After receiving several reports of unauthorized activity associated with payment cards, the resort started an investigation into their card payment methods.
“On May 13, 2016, the investigation identified signs of unauthorized access to the resort’s payment card environment,” Hard Rock said in its statement.
“Further investigation revealed the presence of card scraping malware that was designed to target payment card data as the data was routed through the resort’s payment card system.”
In some instances, the program recognized payment card data that included cardholder names, card numbers, expiration dates and internal verification codes. In others, the program only found data that didn’t include the cardholder name.

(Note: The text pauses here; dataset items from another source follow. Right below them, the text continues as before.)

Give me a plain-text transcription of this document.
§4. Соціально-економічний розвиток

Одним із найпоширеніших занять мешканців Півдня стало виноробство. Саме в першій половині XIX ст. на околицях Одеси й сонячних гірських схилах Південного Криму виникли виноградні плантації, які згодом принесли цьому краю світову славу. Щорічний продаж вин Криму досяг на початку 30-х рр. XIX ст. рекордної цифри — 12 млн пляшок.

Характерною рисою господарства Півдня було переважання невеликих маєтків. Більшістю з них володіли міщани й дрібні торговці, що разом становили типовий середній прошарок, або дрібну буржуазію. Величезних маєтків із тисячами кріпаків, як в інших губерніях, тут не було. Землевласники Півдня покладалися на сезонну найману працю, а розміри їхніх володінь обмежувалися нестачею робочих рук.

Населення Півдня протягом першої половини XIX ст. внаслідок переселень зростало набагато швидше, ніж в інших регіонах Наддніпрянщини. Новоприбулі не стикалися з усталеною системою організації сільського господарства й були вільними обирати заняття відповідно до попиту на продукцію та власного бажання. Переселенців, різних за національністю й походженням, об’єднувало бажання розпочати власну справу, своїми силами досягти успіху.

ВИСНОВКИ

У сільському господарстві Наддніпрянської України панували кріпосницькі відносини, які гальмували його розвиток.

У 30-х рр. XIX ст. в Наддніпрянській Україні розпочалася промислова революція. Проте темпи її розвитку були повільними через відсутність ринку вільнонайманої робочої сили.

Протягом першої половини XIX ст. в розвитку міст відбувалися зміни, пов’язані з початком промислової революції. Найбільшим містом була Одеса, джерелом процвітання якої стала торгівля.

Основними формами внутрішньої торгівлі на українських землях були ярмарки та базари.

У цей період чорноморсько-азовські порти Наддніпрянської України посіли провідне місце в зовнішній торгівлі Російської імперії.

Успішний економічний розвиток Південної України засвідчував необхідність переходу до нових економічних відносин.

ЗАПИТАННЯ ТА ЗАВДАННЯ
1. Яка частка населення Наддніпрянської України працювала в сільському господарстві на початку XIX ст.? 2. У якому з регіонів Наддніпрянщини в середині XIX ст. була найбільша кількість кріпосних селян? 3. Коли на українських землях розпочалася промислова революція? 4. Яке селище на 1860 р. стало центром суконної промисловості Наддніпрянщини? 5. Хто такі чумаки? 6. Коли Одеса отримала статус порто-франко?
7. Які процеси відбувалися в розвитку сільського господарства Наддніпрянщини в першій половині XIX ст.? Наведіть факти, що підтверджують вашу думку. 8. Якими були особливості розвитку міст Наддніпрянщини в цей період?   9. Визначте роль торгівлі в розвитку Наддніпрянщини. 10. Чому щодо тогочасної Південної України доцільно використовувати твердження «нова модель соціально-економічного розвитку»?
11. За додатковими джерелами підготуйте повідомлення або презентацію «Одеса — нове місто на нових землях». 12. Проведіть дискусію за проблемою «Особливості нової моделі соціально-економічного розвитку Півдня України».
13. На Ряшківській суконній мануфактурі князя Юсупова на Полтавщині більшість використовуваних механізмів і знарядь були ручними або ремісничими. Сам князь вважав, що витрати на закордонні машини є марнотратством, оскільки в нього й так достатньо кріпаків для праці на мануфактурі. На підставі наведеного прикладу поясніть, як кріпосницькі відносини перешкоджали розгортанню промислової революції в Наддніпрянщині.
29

The Hard Rock Hotel & Casino assured customers that they have alerted law enforcement officials and are working with the payment card networks to initiate heightened monitoring on cards that may be affected.
The resort recommends that any customers who suspect that they may have been victims of card fraud get in touch with their bank.
This incident is the latest in a number of attacks on high-profile organizations, although it must be noted that all organizations are targets.
Such is the concern that, at the start of the month, the Internet Crime Complaint Center (IC3) issued a public service announcement warning people about online fraudsters looking to jump on the back of recent data breaches.
It stated: “Fraudsters quickly use the news release of a high-profile data breach to initiate an extortion campaign.
“The FBI suspects multiple individuals are involved in these extortion campaigns based on variations in the extortion emails.”